Mystery as willow trees fall and split by Honiton river
PUBLISHED: 14:00 22 August 2018 | UPDATED: 08:58 24 August 2018
Willow trees have fallen and split in mysterious circumstances by the River Gissage in Honiton - but beavers are not the cause.
The trees, on a parcel of land near Marker Way, have caused confusion on social media after falling for no apparent reason.
Councillor Roy Coombs, who is a tree warden at Honiton Town Council, said the trees were not felled by river movement or beavers, and there is no evidence of mechanical damage.
He said: “One tree has fallen.
“Whether it was helped or not, I do not know. It is quite a substantial trunk which has fallen over. We will have to look closer to see if it is fungus.”
Cllr Coombs said there is a test where a probe is inserted into the tree to test for fungus.
He said that despite some tree trunks looking perfectly healthy on the outside, they might be hollow inside, meaning their structural integrity could be compromised.
Cllr Coombs also said the trees could have split and cracked if their branches were heavily intermingled when the initial tree fell down.
He added: “Willows do tend to fall - there is a certain species of willow which is actually called the ‘crack willow’ as they do tend to crack. However, photos do not replace seeing the trees on-site.
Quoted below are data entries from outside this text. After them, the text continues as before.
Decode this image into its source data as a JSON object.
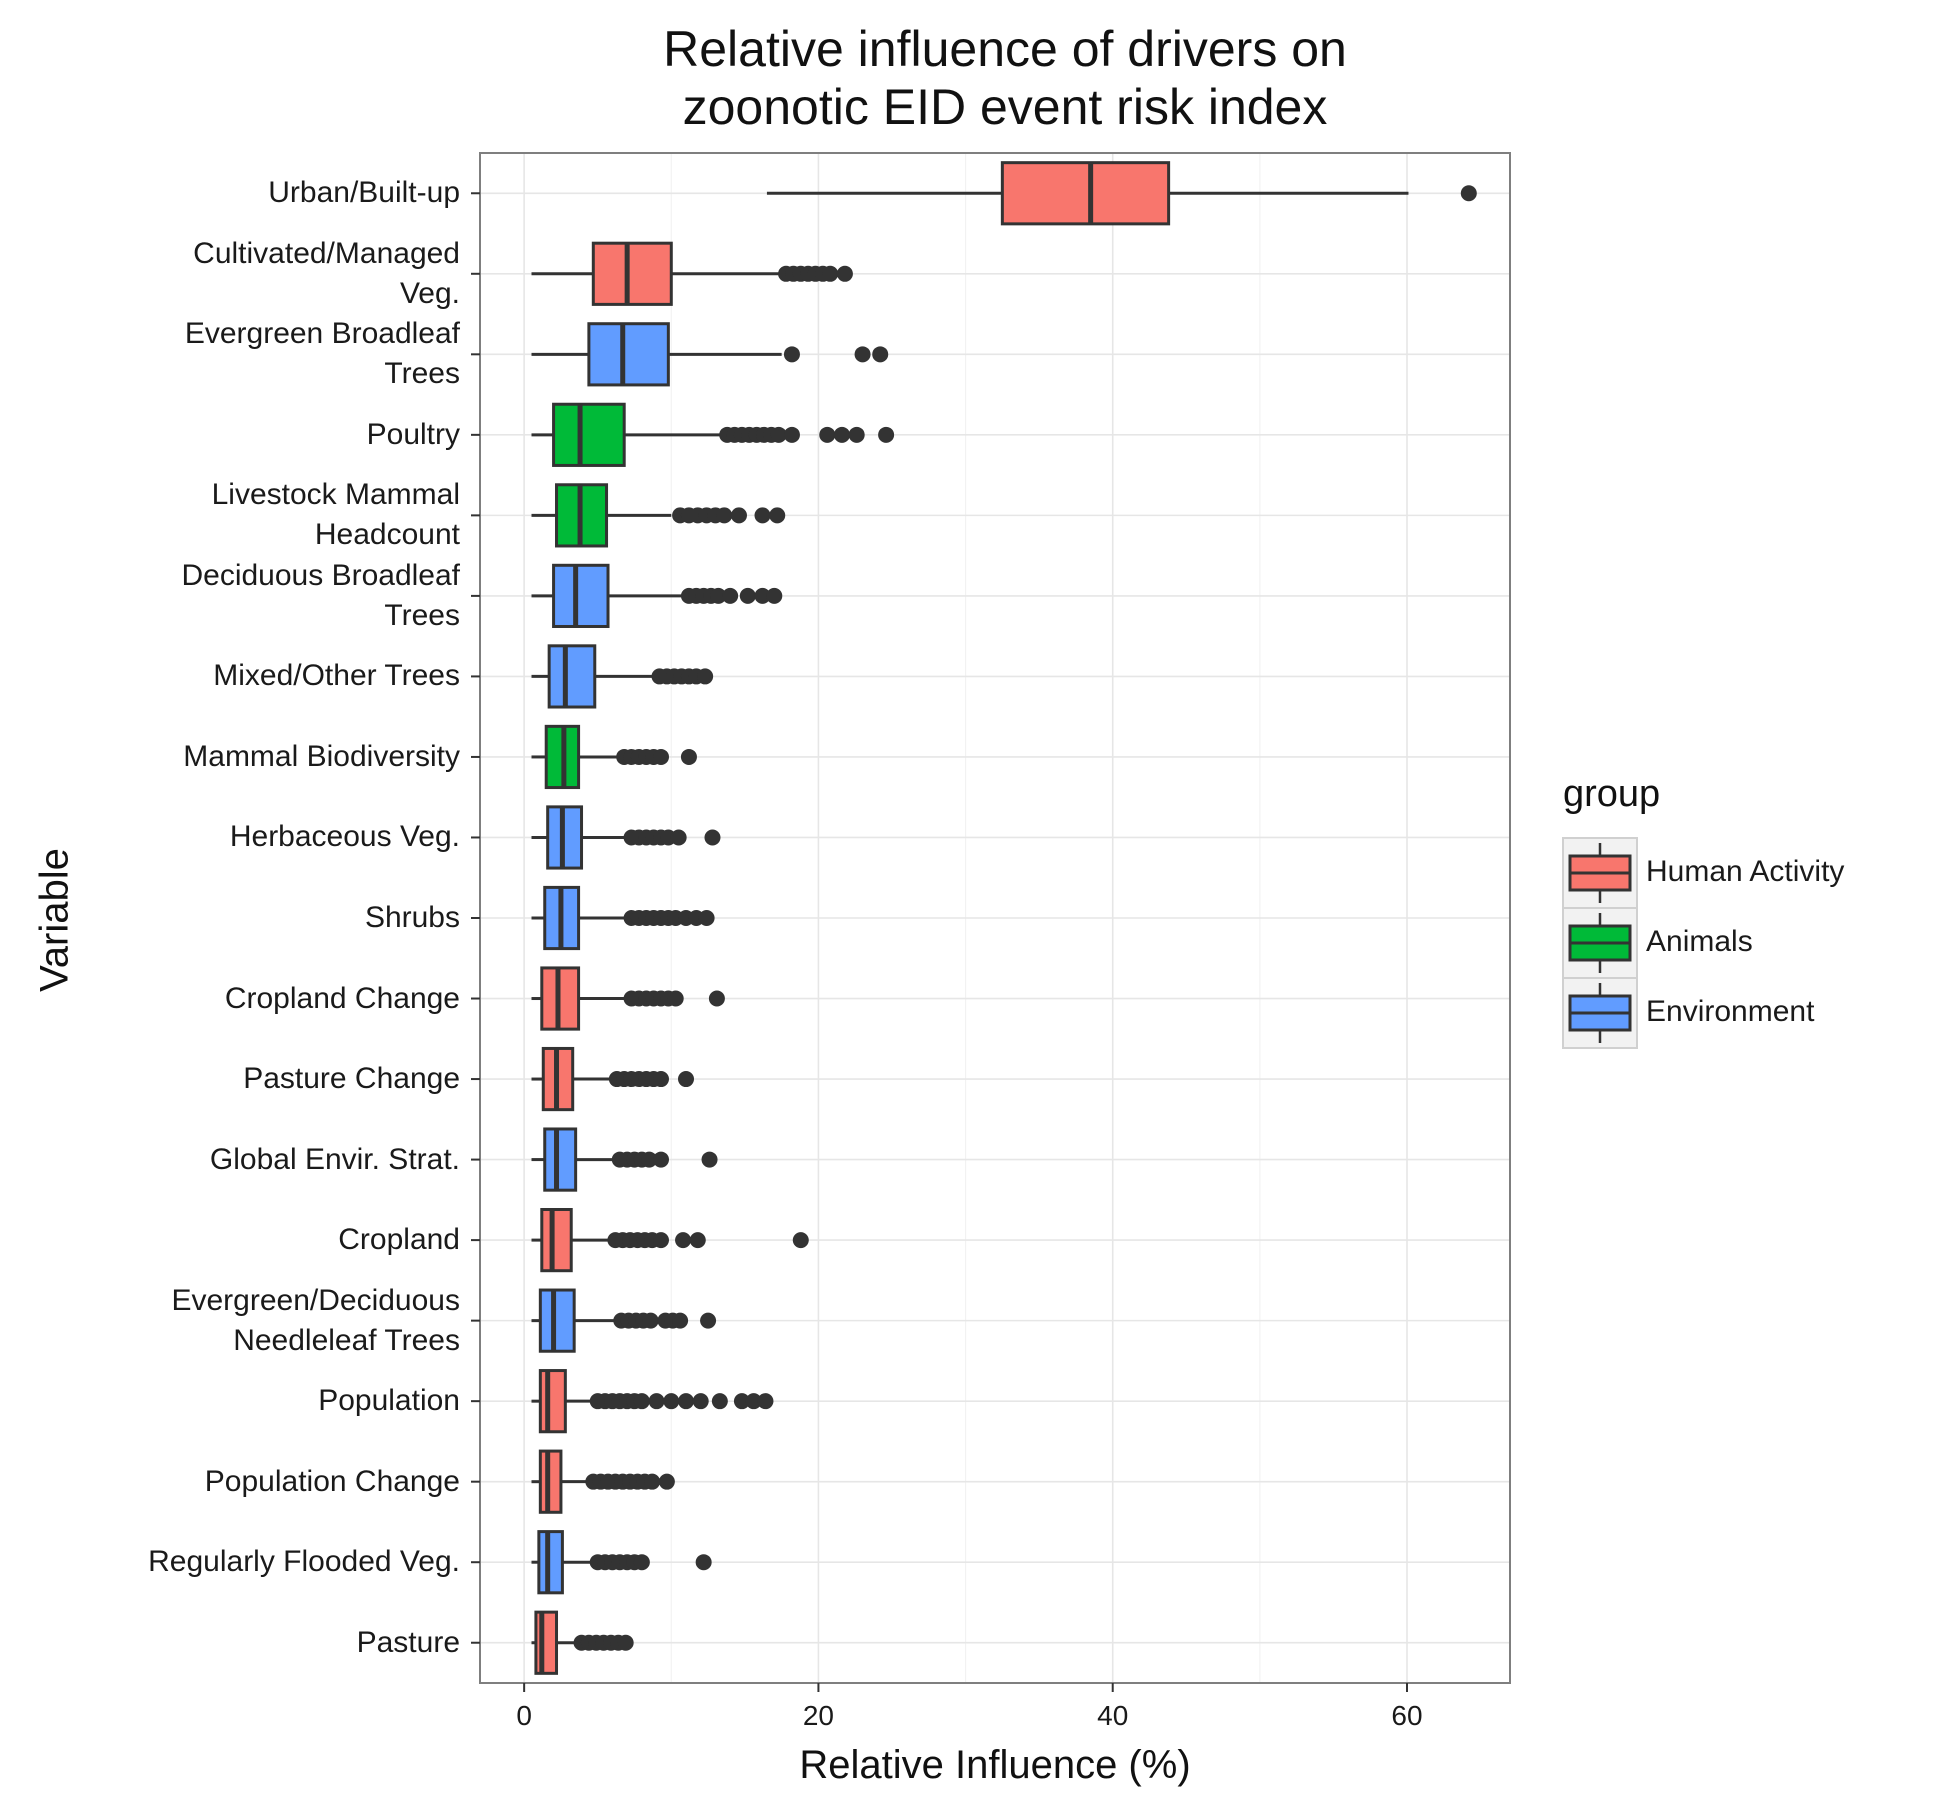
{
  "chart_data": {
    "type": "boxplot",
    "title_lines": [
      "Relative influence of drivers on",
      "zoonotic EID event risk index"
    ],
    "xlabel": "Relative Influence (%)",
    "ylabel": "Variable",
    "xlim": [
      -3,
      67
    ],
    "xticks": [
      0,
      20,
      40,
      60
    ],
    "grid": true,
    "legend": {
      "title": "group",
      "placement": "right",
      "entries": [
        {
          "name": "Human Activity",
          "color": "#F8766D"
        },
        {
          "name": "Animals",
          "color": "#00BA38"
        },
        {
          "name": "Environment",
          "color": "#619CFF"
        }
      ]
    },
    "boxes": [
      {
        "label": [
          "Urban/Built-up"
        ],
        "group": "Human Activity",
        "lower_whisker": 16.5,
        "q1": 32.5,
        "median": 38.5,
        "q3": 43.8,
        "upper_whisker": 60.1,
        "outliers": [
          64.2
        ]
      },
      {
        "label": [
          "Cultivated/Managed",
          "Veg."
        ],
        "group": "Human Activity",
        "lower_whisker": 0.5,
        "q1": 4.7,
        "median": 7.0,
        "q3": 10.0,
        "upper_whisker": 17.5,
        "outliers": [
          17.8,
          18.3,
          18.8,
          19.3,
          19.8,
          20.3,
          20.8,
          21.8
        ]
      },
      {
        "label": [
          "Evergreen Broadleaf",
          "Trees"
        ],
        "group": "Environment",
        "lower_whisker": 0.5,
        "q1": 4.4,
        "median": 6.7,
        "q3": 9.8,
        "upper_whisker": 17.5,
        "outliers": [
          18.2,
          23.0,
          24.2
        ]
      },
      {
        "label": [
          "Poultry"
        ],
        "group": "Animals",
        "lower_whisker": 0.5,
        "q1": 2.0,
        "median": 3.8,
        "q3": 6.8,
        "upper_whisker": 13.5,
        "outliers": [
          13.8,
          14.3,
          14.8,
          15.3,
          15.8,
          16.3,
          16.8,
          17.3,
          18.2,
          20.6,
          21.6,
          22.6,
          24.6
        ]
      },
      {
        "label": [
          "Livestock Mammal",
          "Headcount"
        ],
        "group": "Animals",
        "lower_whisker": 0.5,
        "q1": 2.2,
        "median": 3.8,
        "q3": 5.6,
        "upper_whisker": 10.0,
        "outliers": [
          10.6,
          11.2,
          11.8,
          12.4,
          13.0,
          13.6,
          14.6,
          16.2,
          17.2
        ]
      },
      {
        "label": [
          "Deciduous Broadleaf",
          "Trees"
        ],
        "group": "Environment",
        "lower_whisker": 0.5,
        "q1": 2.0,
        "median": 3.5,
        "q3": 5.7,
        "upper_whisker": 10.8,
        "outliers": [
          11.2,
          11.7,
          12.2,
          12.7,
          13.2,
          14.0,
          15.2,
          16.2,
          17.0
        ]
      },
      {
        "label": [
          "Mixed/Other Trees"
        ],
        "group": "Environment",
        "lower_whisker": 0.5,
        "q1": 1.7,
        "median": 2.8,
        "q3": 4.8,
        "upper_whisker": 9.0,
        "outliers": [
          9.2,
          9.7,
          10.2,
          10.7,
          11.2,
          11.7,
          12.3
        ]
      },
      {
        "label": [
          "Mammal Biodiversity"
        ],
        "group": "Animals",
        "lower_whisker": 0.5,
        "q1": 1.5,
        "median": 2.7,
        "q3": 3.7,
        "upper_whisker": 6.5,
        "outliers": [
          6.8,
          7.3,
          7.8,
          8.3,
          8.8,
          9.3,
          11.2
        ]
      },
      {
        "label": [
          "Herbaceous Veg."
        ],
        "group": "Environment",
        "lower_whisker": 0.5,
        "q1": 1.6,
        "median": 2.6,
        "q3": 3.9,
        "upper_whisker": 7.0,
        "outliers": [
          7.3,
          7.8,
          8.3,
          8.8,
          9.3,
          9.8,
          10.5,
          12.8
        ]
      },
      {
        "label": [
          "Shrubs"
        ],
        "group": "Environment",
        "lower_whisker": 0.5,
        "q1": 1.4,
        "median": 2.5,
        "q3": 3.7,
        "upper_whisker": 7.0,
        "outliers": [
          7.3,
          7.8,
          8.3,
          8.8,
          9.3,
          9.8,
          10.3,
          11.0,
          11.7,
          12.4
        ]
      },
      {
        "label": [
          "Cropland Change"
        ],
        "group": "Human Activity",
        "lower_whisker": 0.5,
        "q1": 1.2,
        "median": 2.3,
        "q3": 3.7,
        "upper_whisker": 7.0,
        "outliers": [
          7.3,
          7.8,
          8.3,
          8.8,
          9.3,
          9.8,
          10.3,
          13.1
        ]
      },
      {
        "label": [
          "Pasture Change"
        ],
        "group": "Human Activity",
        "lower_whisker": 0.5,
        "q1": 1.3,
        "median": 2.2,
        "q3": 3.3,
        "upper_whisker": 6.0,
        "outliers": [
          6.3,
          6.8,
          7.3,
          7.8,
          8.3,
          8.8,
          9.3,
          11.0
        ]
      },
      {
        "label": [
          "Global Envir. Strat."
        ],
        "group": "Environment",
        "lower_whisker": 0.5,
        "q1": 1.4,
        "median": 2.2,
        "q3": 3.5,
        "upper_whisker": 6.2,
        "outliers": [
          6.5,
          7.0,
          7.5,
          8.0,
          8.5,
          9.3,
          12.6
        ]
      },
      {
        "label": [
          "Cropland"
        ],
        "group": "Human Activity",
        "lower_whisker": 0.5,
        "q1": 1.2,
        "median": 1.9,
        "q3": 3.2,
        "upper_whisker": 5.8,
        "outliers": [
          6.2,
          6.7,
          7.2,
          7.7,
          8.2,
          8.7,
          9.3,
          10.8,
          11.8,
          18.8
        ]
      },
      {
        "label": [
          "Evergreen/Deciduous",
          "Needleleaf Trees"
        ],
        "group": "Environment",
        "lower_whisker": 0.5,
        "q1": 1.1,
        "median": 2.0,
        "q3": 3.4,
        "upper_whisker": 6.3,
        "outliers": [
          6.6,
          7.1,
          7.6,
          8.1,
          8.6,
          9.6,
          10.1,
          10.6,
          12.5
        ]
      },
      {
        "label": [
          "Population"
        ],
        "group": "Human Activity",
        "lower_whisker": 0.5,
        "q1": 1.1,
        "median": 1.6,
        "q3": 2.8,
        "upper_whisker": 4.8,
        "outliers": [
          5.0,
          5.5,
          6.0,
          6.5,
          7.0,
          7.5,
          8.0,
          9.0,
          10.0,
          11.0,
          12.0,
          13.3,
          14.8,
          15.6,
          16.4
        ]
      },
      {
        "label": [
          "Population Change"
        ],
        "group": "Human Activity",
        "lower_whisker": 0.5,
        "q1": 1.1,
        "median": 1.6,
        "q3": 2.5,
        "upper_whisker": 4.5,
        "outliers": [
          4.7,
          5.2,
          5.7,
          6.2,
          6.7,
          7.2,
          7.7,
          8.2,
          8.7,
          9.7
        ]
      },
      {
        "label": [
          "Regularly Flooded Veg."
        ],
        "group": "Environment",
        "lower_whisker": 0.5,
        "q1": 1.0,
        "median": 1.6,
        "q3": 2.6,
        "upper_whisker": 4.7,
        "outliers": [
          5.0,
          5.5,
          6.0,
          6.5,
          7.0,
          7.5,
          8.0,
          12.2
        ]
      },
      {
        "label": [
          "Pasture"
        ],
        "group": "Human Activity",
        "lower_whisker": 0.5,
        "q1": 0.8,
        "median": 1.2,
        "q3": 2.2,
        "upper_whisker": 3.6,
        "outliers": [
          3.9,
          4.4,
          4.9,
          5.4,
          5.9,
          6.4,
          6.9
        ]
      }
    ]
  }
}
“If the trees are really close together, and I can see that two are, and their canopies are heavily intermingled, instead of breaking off branches when one falls, it could bring the other ones down too.
“It is obviously very sad for people who know these trees and like them, but it does happen - with willows especially.
“However, we do not know what the original cause was.”
Cllr Coombs will be visiting the site today to inspect the trees.
A spokeswoman for East Devon District Council: “Grounds staff visited the site yesterday and found that two trees had fallen.
“Both are on the ground and due to the size of them, we are calling in contractors to have them removed.”